Las misiones realizan un sondeo con diferentes actores. Exploran la percepción de la sociedad civil respecto del desempeño de la autoridad electoral, examinan los controles que esta última utilizará para evitar que los competidores tomen ventajas prohibidas por la ley y comprueban las estrategias de seguridad allá donde la violencia todavía es un factor que incide en la celebración de las elecciones.
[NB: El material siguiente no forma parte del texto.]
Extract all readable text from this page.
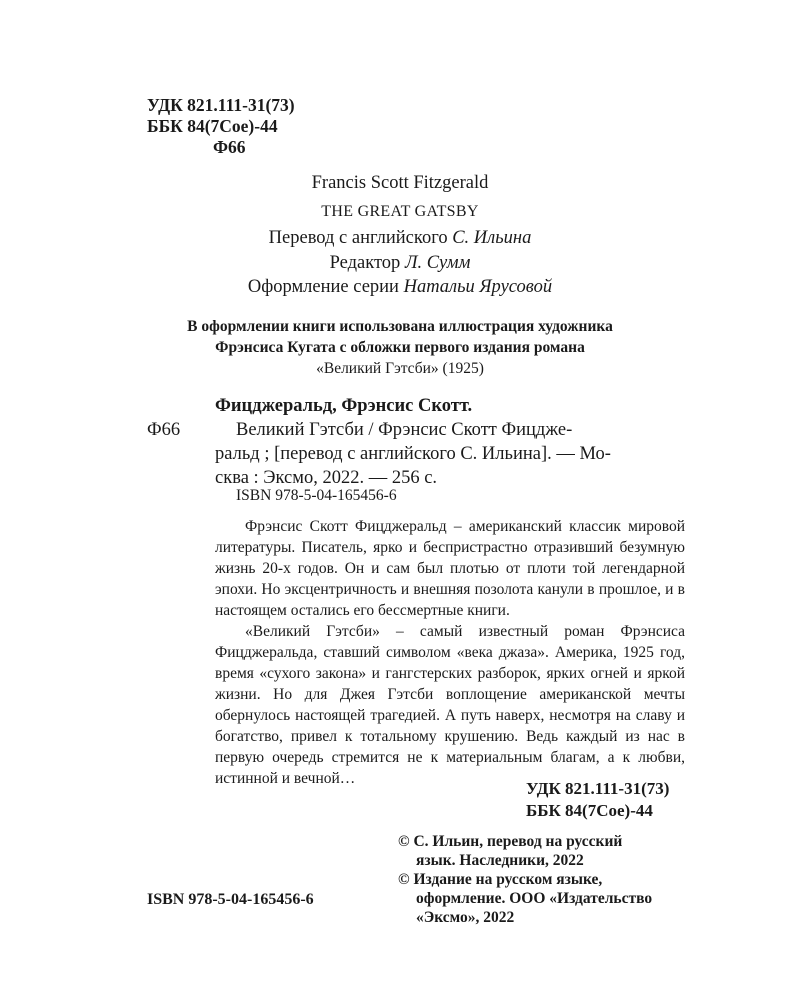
УДК 821.111-31(73)
ББК 84(7Сое)-44
Ф66
Francis Scott Fitzgerald
THE GREAT GATSBY
Перевод с английского С. Ильина
Редактор Л. Сумм
Оформление серии Натальи Ярусовой
В оформлении книги использована иллюстрация художника
Фрэнсиса Кугата с обложки первого издания романа
«Великий Гэтсби» (1925)
Фицджеральд, Фрэнсис Скотт.
Ф66	Великий Гэтсби / Фрэнсис Скотт Фицдже-
ральд ; [перевод с английского С. Ильина]. — Мо-
сква : Эксмо, 2022. — 256 с.
ISBN 978-5-04-165456-6

Фрэнсис Скотт Фицджеральд – американский классик мировой литературы. Писатель, ярко и беспристрастно отразивший безумную жизнь 20-х годов. Он и сам был плотью от плоти той легендарной эпохи. Но эксцентричность и внешняя позолота канули в прошлое, и в настоящем остались его бессмертные книги.

«Великий Гэтсби» – самый известный роман Фрэнсиса Фицджеральда, ставший символом «века джаза». Америка, 1925 год, время «сухого закона» и гангстерских разборок, ярких огней и яркой жизни. Но для Джея Гэтсби воплощение американской мечты обернулось настоящей трагедией. А путь наверх, несмотря на славу и богатство, привел к тотальному крушению. Ведь каждый из нас в первую очередь стремится не к материальным благам, а к любви, истинной и вечной…

УДК 821.111-31(73)
ББК 84(7Сое)-44
© С. Ильин, перевод на русский
язык. Наследники, 2022
© Издание на русском языке,
оформление. ООО «Издательство
«Эксмо», 2022
ISBN 978-5-04-165456-6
Las misiones internacionales de observación no pueden intervenir en la organización de las elecciones. Tampoco les es permitido pronunciarse en favor de ningún instituto político y les está vedado opinar sobre las acciones del árbitro electoral. Sin embargo, su presencia obliga a las instituciones a cumplir con los requisitos mínimos de toda elección. Las autoridades y los partidos saben que les vigilan y que una vez concluida la votación, las misiones procederán a publicar su informe preliminar. La voz de los que componen a las representaciones extranjeras, generalmente integradas por expertos, por expresidentes y por observadores con amplia trayectoria dada su participación en decenas de elecciones en diferentes países, es imprescindible porque puede pronunciarse sobre la legitimidad del proceso o la falta de esta y, por tanto, avalar o, en su caso, reprobar la manera en la que se desarrolló el ciclo electoral antes, durante y después de los comicios.

La Organización de los Estados Americanos (OEA) y la Unión Europea (UE) son las dos entidades oficiales que mayor experiencia presentan en la materia. Además del informe que entregan inmediatamente después de concluida la elección, en los meses siguientes, las delegaciones preparan un documento mucho más completo y riguroso que contiene una amplia descripción del proceso, recomendaciones y llamados de atención. Este ejercicio alimenta la agenda de quienes, desde las organizaciones ciudadanas, procuran mejorar los procesos electorales. También contribuye a que los partidos políticos y la entidad que administra las elecciones tomen nota y traten de implementar los cambios sugeridos para los siguientes comicios.

En sistemas como el salvadoreño, en los que se permite “cruzar el voto” y donde la tecnología electoral es indispensable para el cómputo tanto de los diputados que obtienen los partidos como de las preferencias de cada candidato para finalmente asignar los escaños, la observación electoral ha debido especializarse. En estos casos las misiones incluyen expertos informáticos que comprueben la fiabilidad de los equipos que se utilizarán. La desconfianza en este tipo de mecanismos, principalmente por parte de los partidos, exige el máximo cuidado para evitar especulaciones de fraude.

El trabajo de estos grupos es esencial en contextos donde la inseguridad puede influir en los resultados de la elección. En ámbitos donde peligra la integridad física de los observadores y de los mismos electores, las misiones están obligadas a garantizar la protección de sus miembros y además deben constatar que las autoridades locales están comprometidos a facilitar el ejercicio del sufragio a los ciudadanos.

Por otra parte, en las legislativas y municipales de 2018 la observación electoral local será estratégica. Durante las últimas tres elecciones diferentes agrupaciones ciudadanas han solicitado al Tribunal Supremo Electoral su acreditación como observadores. Lamentablemente se ha percibido que el ejercicio de este derecho está influido por intereses ideológicos cuando lo ideal es que todos los nacionales que participan bajo ese estatus cuiden la integridad de la elección y no los votos a favor de un partido u otro.

Otro actor irreemplazable es la Fiscalía Electoral. Su papel es evitar el cometimiento de delitos que pueden influenciar los resultados. Fortalecer a la FRG en este sentido será indispensable para 2018.